OpenAI launches SORA, tool that creates video from text
After giving us ChatGPT and Dall-E, OpenAI is showing no signs of slowing down. The AI startup under the leadership of Sam Altman has announced a new tool that can create videos from text prompts. They are calling it Sora.
The new tool can produce a video of up to a minute long based either on instructions given by the user. It can also convert a still image into a motion picture or add new material into an existing video.
“We’re teaching AI to understand and simulate the physical world in motion, with the goal of training models that help people solve problems that require real-world interaction,” OpenAI wrote in a blog post.
The blog also includes a bunch of Sora-generated videos together with the prompts used to generate them.
One of the prompts for instance is, “A stylish woman walks down a Tokyo street filled with warm glowing neon and animated city signage. She wears a black leather jacket, a long red dress, and black boots, and carries a black purse. She wears sunglasses and red lipstick. She walks confidently and casually. The street is damp and reflective, creating a mirror effect of the colorful lights. Many pedestrians walk about.”
To my surprise the AI does a pretty great job of creating the visuals.
At the moment, Sora is only available to select creatives (visual artists, designers, and filmmakers) as well as security experts trying to find vulnerabilities that could be exploited.
“Today, Sora is becoming available to red teamers to assess critical areas for harms or risks. We are also granting access to a number of visual artists, designers, and filmmakers to gain feedback on how to advance the model to be most helpful for creative professionals,” the OpenAI blog post further reads.
Sora is able to generate complex scenes with multiple characters, specific types of motion, and accurate details of the subject and background. The model understands not only what the user has asked for in the prompt, but also how those things exist in the physical world.

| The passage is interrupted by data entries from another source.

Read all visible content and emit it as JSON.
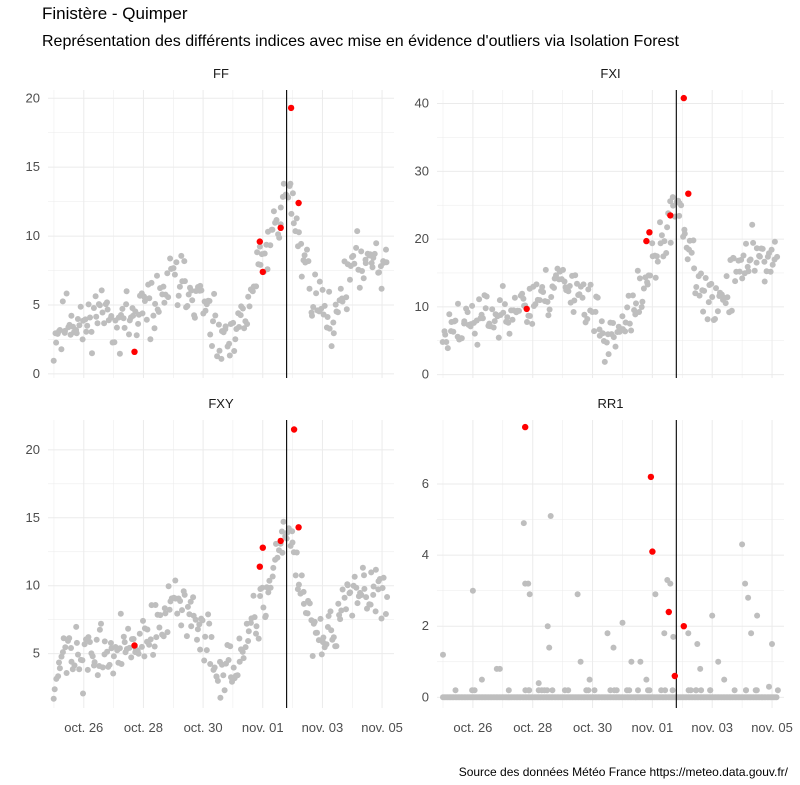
{
  "title": "Finistère - Quimper",
  "subtitle": "Représentation des différents indices avec mise en évidence d'outliers via Isolation Forest",
  "source": "Source des données Météo France https://meteo.data.gouv.fr/",
  "colors": {
    "normal": "#bebebe",
    "outlier": "#ff0000",
    "vline": "#000000",
    "grid": "#ebebeb"
  },
  "chart_data": {
    "type": "scatter",
    "x_ticks": [
      "oct. 26",
      "oct. 28",
      "oct. 30",
      "nov. 01",
      "nov. 03",
      "nov. 05"
    ],
    "x_tick_days": [
      0,
      2,
      4,
      6,
      8,
      10
    ],
    "x_range_days": [
      -1.2,
      10.4
    ],
    "vline_day": 6.8,
    "panels": [
      {
        "name": "FF",
        "ylim": [
          -0.3,
          20.6
        ],
        "yticks": [
          0,
          5,
          10,
          15,
          20
        ],
        "anchors": [
          [
            -1,
            2.5
          ],
          [
            -0.5,
            4.0
          ],
          [
            0,
            3.3
          ],
          [
            0.5,
            4.8
          ],
          [
            1,
            4.0
          ],
          [
            1.5,
            3.8
          ],
          [
            2,
            4.5
          ],
          [
            2.5,
            5.3
          ],
          [
            3,
            7.0
          ],
          [
            3.5,
            6.3
          ],
          [
            4,
            5.0
          ],
          [
            4.5,
            2.3
          ],
          [
            5,
            2.0
          ],
          [
            5.5,
            5.0
          ],
          [
            6,
            8.3
          ],
          [
            6.3,
            10.2
          ],
          [
            6.6,
            11.5
          ],
          [
            6.8,
            14.0
          ],
          [
            7.0,
            11.8
          ],
          [
            7.3,
            8.8
          ],
          [
            7.8,
            5.3
          ],
          [
            8.3,
            4.0
          ],
          [
            8.8,
            6.8
          ],
          [
            9.3,
            8.3
          ],
          [
            9.8,
            8.8
          ],
          [
            10.2,
            7.8
          ]
        ],
        "spread": 1.3,
        "seed": 11,
        "outliers": [
          {
            "x": 1.7,
            "y": 1.6
          },
          {
            "x": 6.0,
            "y": 7.4
          },
          {
            "x": 5.9,
            "y": 9.6
          },
          {
            "x": 6.6,
            "y": 10.6
          },
          {
            "x": 6.95,
            "y": 19.3
          },
          {
            "x": 7.2,
            "y": 12.4
          }
        ]
      },
      {
        "name": "FXI",
        "ylim": [
          -0.5,
          42.0
        ],
        "yticks": [
          0,
          10,
          20,
          30,
          40
        ],
        "anchors": [
          [
            -1,
            5.0
          ],
          [
            -0.5,
            8.0
          ],
          [
            0,
            7.0
          ],
          [
            0.5,
            9.0
          ],
          [
            1,
            9.0
          ],
          [
            1.5,
            11.0
          ],
          [
            2,
            10.0
          ],
          [
            2.5,
            12.0
          ],
          [
            3,
            14.5
          ],
          [
            3.5,
            13.0
          ],
          [
            4,
            9.0
          ],
          [
            4.5,
            5.5
          ],
          [
            5,
            6.0
          ],
          [
            5.5,
            11.0
          ],
          [
            6,
            16.0
          ],
          [
            6.3,
            19.0
          ],
          [
            6.6,
            22.0
          ],
          [
            6.8,
            28.0
          ],
          [
            7.0,
            23.0
          ],
          [
            7.3,
            17.0
          ],
          [
            7.8,
            10.0
          ],
          [
            8.3,
            11.0
          ],
          [
            8.8,
            14.0
          ],
          [
            9.3,
            19.0
          ],
          [
            9.8,
            17.0
          ],
          [
            10.2,
            16.0
          ]
        ],
        "spread": 2.5,
        "seed": 23,
        "outliers": [
          {
            "x": 1.8,
            "y": 9.7
          },
          {
            "x": 5.8,
            "y": 19.7
          },
          {
            "x": 5.9,
            "y": 21.0
          },
          {
            "x": 6.6,
            "y": 23.5
          },
          {
            "x": 7.05,
            "y": 40.8
          },
          {
            "x": 7.2,
            "y": 26.7
          }
        ]
      },
      {
        "name": "FXY",
        "ylim": [
          1.0,
          22.2
        ],
        "yticks": [
          5,
          10,
          15,
          20
        ],
        "anchors": [
          [
            -1,
            3.0
          ],
          [
            -0.5,
            5.5
          ],
          [
            0,
            4.0
          ],
          [
            0.5,
            5.5
          ],
          [
            1,
            5.0
          ],
          [
            1.5,
            5.5
          ],
          [
            2,
            6.0
          ],
          [
            2.5,
            7.0
          ],
          [
            3,
            8.5
          ],
          [
            3.5,
            8.0
          ],
          [
            4,
            6.5
          ],
          [
            4.5,
            4.0
          ],
          [
            5,
            3.5
          ],
          [
            5.5,
            6.0
          ],
          [
            6,
            8.0
          ],
          [
            6.3,
            10.0
          ],
          [
            6.6,
            12.5
          ],
          [
            6.8,
            15.0
          ],
          [
            7.0,
            13.0
          ],
          [
            7.3,
            9.5
          ],
          [
            7.8,
            6.0
          ],
          [
            8.3,
            6.5
          ],
          [
            8.8,
            8.5
          ],
          [
            9.3,
            9.5
          ],
          [
            9.8,
            10.0
          ],
          [
            10.2,
            9.5
          ]
        ],
        "spread": 1.3,
        "seed": 37,
        "outliers": [
          {
            "x": 1.7,
            "y": 5.6
          },
          {
            "x": 5.9,
            "y": 11.4
          },
          {
            "x": 6.0,
            "y": 12.8
          },
          {
            "x": 6.6,
            "y": 13.3
          },
          {
            "x": 7.05,
            "y": 21.5
          },
          {
            "x": 7.2,
            "y": 14.3
          }
        ]
      },
      {
        "name": "RR1",
        "ylim": [
          -0.3,
          7.8
        ],
        "yticks": [
          0,
          2,
          4,
          6
        ],
        "anchors": [
          [
            -1,
            0.0
          ],
          [
            10.2,
            0.0
          ]
        ],
        "spread": 0.0,
        "seed": 51,
        "extra": [
          [
            -1.0,
            1.2
          ],
          [
            0.0,
            3.0
          ],
          [
            0.3,
            0.5
          ],
          [
            0.8,
            0.8
          ],
          [
            1.2,
            0.2
          ],
          [
            1.7,
            4.9
          ],
          [
            1.75,
            3.2
          ],
          [
            1.85,
            3.2
          ],
          [
            1.9,
            2.9
          ],
          [
            2.6,
            5.1
          ],
          [
            2.5,
            2.0
          ],
          [
            2.55,
            1.4
          ],
          [
            2.2,
            0.4
          ],
          [
            3.5,
            2.9
          ],
          [
            3.6,
            1.0
          ],
          [
            3.9,
            0.5
          ],
          [
            4.5,
            1.8
          ],
          [
            4.7,
            1.4
          ],
          [
            5.0,
            2.1
          ],
          [
            5.3,
            1.0
          ],
          [
            5.6,
            1.0
          ],
          [
            5.8,
            0.5
          ],
          [
            6.1,
            2.9
          ],
          [
            6.4,
            1.8
          ],
          [
            6.5,
            3.3
          ],
          [
            6.6,
            3.2
          ],
          [
            6.7,
            1.7
          ],
          [
            7.2,
            1.8
          ],
          [
            7.5,
            1.5
          ],
          [
            7.6,
            0.8
          ],
          [
            8.0,
            2.3
          ],
          [
            8.2,
            1.0
          ],
          [
            9.0,
            4.3
          ],
          [
            9.1,
            3.2
          ],
          [
            9.2,
            2.8
          ],
          [
            9.3,
            1.8
          ],
          [
            9.5,
            2.3
          ],
          [
            9.9,
            0.3
          ],
          [
            10.0,
            1.5
          ],
          [
            8.4,
            0.5
          ],
          [
            0.9,
            0.8
          ]
        ],
        "outliers": [
          {
            "x": 1.75,
            "y": 7.6
          },
          {
            "x": 5.95,
            "y": 6.2
          },
          {
            "x": 6.0,
            "y": 4.1
          },
          {
            "x": 6.55,
            "y": 2.4
          },
          {
            "x": 6.75,
            "y": 0.6
          },
          {
            "x": 7.05,
            "y": 2.0
          }
        ]
      }
    ]
  }
}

However, as we’ve come to expect with AI, the tool is not perfect.
It may struggle with accurately simulating the physics of a complex scene, and may not understand specific instances of cause and effect. For example, a person might take a bite out of a cookie, but afterward, the cookie may not have a bite mark.
Still, it’s a remarkable feat by OpenAI that may even be seen as justification for the company’s plan to branch from its original plan of being an open source non-profit organization.
At the moment we will have to wait until the tool becomes publicly available to test the full extent of its capabilities.